Insbesondere in den Städten Herat (Provinz Herat) und Mazar-e Sharif (Provinz Balkh) stellt sich die Situation jedoch nicht als stark lebensmittelunsicher dar, zumal diese Städte im August und September 2018 nur der IPC-Kategorie 2 (stressed) zugeordnet wurden und die Prognose für Oktober 2018 bis Januar 2019 zwar eine Verschlechterung in den umliegenden Provinzen insbesondere im Norden abzeichnet, jedoch insbesondere jene Teile der Provinz Herat und der Provinz Balkh, in denen die Städte Herat bzw. Mazar-e Sharif liegen, nach wie vor der IPC-Kategorie 2 (stressed) zugeordnet wurden, sodass sich diesbezüglich keine Verschlechterung zeigt (Abbildung ACCORD Anfragebeantwortung vom 12.10.2018, S. 12). In den Städten Mazar-e Sharif und Herat stellt sich die Situation daher nicht dergestalt dar, dass alleine eine Ansiedelung in diesen Städten zur Hungersnot führt."
2. Beweiswürdigung:
Beweis wurde erhoben durch:
- Einsichtnahme in den Verwaltungsakt, insbesondere in die Protokolle der Erstbefragung vom 02.12.2015, der niederschriftlichen Einvernahmen vom 20.12.2017, in die Beschwerde vom 29.01.2018 und die Beschwerdeergänzung vom 09.04.2018;
- Einsichtnahme in das aktuelle Länderinformationsblatt zu Afghanistan;
- Einsichtnahme in die Kurzinformation zur Sicherheitslage in Afghanistan vom 01.03.2019;
- Einsichtnahme in Anfragebeantwortung von ACCORD zu Afghanistan zur Folge der Dürre vom 12.10.2018;
- Einsichtnahme in die Anfragebeantwortung der Staatendokumentation zur Lage in Herat und Mazar-e-Sharif aufgrund anhaltender Dürre von 13.09.2018;
- Einsichtnahme in die vom Beschwerdeführer vorgelegten Urkunden (AS
53 - 79, Beilagen ./1, bis ./5);
- Einvernahme des Beschwerdeführers am XXXX .2019;
- Einsicht in das Strafregister.
Zu den Feststellungen zur Person des Beschwerdeführers:
Die Feststellungen zur Identität des Beschwerdeführers ergeben sich aus seinen dahingehend übereinstimmenden Angaben vor den Organen des öffentlichen Sicherheitsdienstes, vor dem Bundesamt, in der Beschwerde und vor dem Bundesverwaltungsgericht. Die getroffenen Feststellungen zum Namen und zum Geburtsdatum des Beschwerdeführers gelten ausschließlich zur Identifizierung der Person des Beschwerdeführers im Asylverfahren.
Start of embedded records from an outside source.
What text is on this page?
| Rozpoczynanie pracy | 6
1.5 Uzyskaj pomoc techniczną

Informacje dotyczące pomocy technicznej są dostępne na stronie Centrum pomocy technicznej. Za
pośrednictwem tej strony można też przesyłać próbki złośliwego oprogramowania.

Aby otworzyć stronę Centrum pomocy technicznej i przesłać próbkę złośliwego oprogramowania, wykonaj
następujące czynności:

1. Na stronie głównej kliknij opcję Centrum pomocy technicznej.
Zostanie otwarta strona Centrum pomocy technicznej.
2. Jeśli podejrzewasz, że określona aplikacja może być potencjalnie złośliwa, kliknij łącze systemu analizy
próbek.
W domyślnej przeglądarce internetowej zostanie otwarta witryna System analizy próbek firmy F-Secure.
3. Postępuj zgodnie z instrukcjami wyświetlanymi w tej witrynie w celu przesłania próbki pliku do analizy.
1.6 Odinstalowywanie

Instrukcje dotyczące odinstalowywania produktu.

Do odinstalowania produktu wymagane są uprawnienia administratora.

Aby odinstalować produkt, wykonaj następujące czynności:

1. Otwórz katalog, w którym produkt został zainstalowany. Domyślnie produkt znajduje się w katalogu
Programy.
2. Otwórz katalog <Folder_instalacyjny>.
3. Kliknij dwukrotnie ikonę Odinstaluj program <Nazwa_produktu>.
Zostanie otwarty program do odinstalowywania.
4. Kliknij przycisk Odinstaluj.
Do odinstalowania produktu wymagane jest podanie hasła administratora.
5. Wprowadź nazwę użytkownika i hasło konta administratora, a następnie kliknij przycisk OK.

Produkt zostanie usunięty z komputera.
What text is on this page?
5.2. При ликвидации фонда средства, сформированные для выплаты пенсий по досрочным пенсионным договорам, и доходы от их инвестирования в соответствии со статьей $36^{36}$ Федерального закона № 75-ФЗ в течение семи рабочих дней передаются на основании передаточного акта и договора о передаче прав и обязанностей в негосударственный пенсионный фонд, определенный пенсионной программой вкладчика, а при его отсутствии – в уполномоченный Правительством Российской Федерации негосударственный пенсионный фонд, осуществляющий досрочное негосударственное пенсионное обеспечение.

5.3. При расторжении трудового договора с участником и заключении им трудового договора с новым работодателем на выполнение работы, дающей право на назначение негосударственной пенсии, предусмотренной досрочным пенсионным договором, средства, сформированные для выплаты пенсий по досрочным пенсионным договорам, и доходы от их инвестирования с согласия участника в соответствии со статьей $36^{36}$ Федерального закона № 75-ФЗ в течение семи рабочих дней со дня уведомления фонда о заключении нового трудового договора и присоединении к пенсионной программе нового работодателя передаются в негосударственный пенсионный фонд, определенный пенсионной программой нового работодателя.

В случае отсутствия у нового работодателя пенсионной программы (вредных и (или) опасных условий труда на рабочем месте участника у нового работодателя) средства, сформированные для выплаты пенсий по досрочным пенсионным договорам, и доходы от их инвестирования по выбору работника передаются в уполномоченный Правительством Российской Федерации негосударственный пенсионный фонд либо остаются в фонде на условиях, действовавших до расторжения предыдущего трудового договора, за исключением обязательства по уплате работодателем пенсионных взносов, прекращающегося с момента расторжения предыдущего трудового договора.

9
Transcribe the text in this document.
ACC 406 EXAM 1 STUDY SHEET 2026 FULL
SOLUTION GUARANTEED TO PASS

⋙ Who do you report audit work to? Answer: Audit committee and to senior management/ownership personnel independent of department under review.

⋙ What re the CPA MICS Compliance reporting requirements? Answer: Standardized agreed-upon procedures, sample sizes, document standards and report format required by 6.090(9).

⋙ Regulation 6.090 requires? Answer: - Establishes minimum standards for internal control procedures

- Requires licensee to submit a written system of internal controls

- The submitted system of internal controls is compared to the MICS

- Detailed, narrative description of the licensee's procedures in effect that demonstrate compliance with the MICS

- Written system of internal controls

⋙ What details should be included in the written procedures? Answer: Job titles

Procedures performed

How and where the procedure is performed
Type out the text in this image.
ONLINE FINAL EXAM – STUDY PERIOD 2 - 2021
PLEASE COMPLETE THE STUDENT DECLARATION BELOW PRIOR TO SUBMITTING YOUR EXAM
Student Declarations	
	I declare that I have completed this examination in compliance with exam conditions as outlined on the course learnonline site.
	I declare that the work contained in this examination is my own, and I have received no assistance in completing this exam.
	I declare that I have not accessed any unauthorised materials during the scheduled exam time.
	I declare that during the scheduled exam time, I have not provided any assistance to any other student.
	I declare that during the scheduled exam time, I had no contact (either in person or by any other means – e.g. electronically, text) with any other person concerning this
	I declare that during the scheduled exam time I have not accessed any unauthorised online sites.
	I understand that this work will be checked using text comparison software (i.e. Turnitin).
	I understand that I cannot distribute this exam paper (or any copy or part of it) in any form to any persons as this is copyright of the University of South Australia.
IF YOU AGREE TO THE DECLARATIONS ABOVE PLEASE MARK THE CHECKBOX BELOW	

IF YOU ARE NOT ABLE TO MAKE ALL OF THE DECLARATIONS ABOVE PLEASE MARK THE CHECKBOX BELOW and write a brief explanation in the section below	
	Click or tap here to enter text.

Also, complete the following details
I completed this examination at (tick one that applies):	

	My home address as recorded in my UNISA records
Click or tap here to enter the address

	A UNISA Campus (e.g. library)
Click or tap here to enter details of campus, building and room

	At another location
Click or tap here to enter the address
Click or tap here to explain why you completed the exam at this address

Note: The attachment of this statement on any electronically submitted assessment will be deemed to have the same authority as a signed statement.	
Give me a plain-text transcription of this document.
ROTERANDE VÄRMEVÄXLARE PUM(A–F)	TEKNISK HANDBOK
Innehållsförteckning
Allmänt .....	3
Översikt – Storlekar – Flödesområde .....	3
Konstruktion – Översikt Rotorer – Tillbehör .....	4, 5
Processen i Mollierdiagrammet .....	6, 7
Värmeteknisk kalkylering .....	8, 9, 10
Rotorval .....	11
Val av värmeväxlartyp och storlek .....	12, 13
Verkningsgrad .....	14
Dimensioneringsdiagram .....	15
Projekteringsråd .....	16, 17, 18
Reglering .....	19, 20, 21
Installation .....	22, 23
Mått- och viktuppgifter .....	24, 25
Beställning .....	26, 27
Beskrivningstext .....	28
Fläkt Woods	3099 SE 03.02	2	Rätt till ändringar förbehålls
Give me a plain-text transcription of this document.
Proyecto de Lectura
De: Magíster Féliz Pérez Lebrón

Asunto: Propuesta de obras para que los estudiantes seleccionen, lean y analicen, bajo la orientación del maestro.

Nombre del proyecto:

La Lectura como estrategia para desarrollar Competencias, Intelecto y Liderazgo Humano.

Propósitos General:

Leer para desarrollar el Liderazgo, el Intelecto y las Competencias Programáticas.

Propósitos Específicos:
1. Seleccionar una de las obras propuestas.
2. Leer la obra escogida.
Die Feststellungen zur Staatsangehörigkeit des Beschwerdeführers, seiner Volksgruppenzugehörigkeit, seinen familiären Verhältnissen sowie zu den Eigentumsverhältnissen seiner Familie gründen sich auf seinen diesbezüglich glaubhaften Angaben. Das Bundesverwaltungsgericht hat keine Veranlassung, an diesen im gesamten Verfahren gleich gebliebenen Aussagen des Beschwerdeführers zu zweifeln.
Die Feststellungen zur Schulbildung und Berufserfahrung des Beschwerdeführers in Afghanistan ergeben sich aus seinen diesbezüglich schlüssigen und stringenten Angaben.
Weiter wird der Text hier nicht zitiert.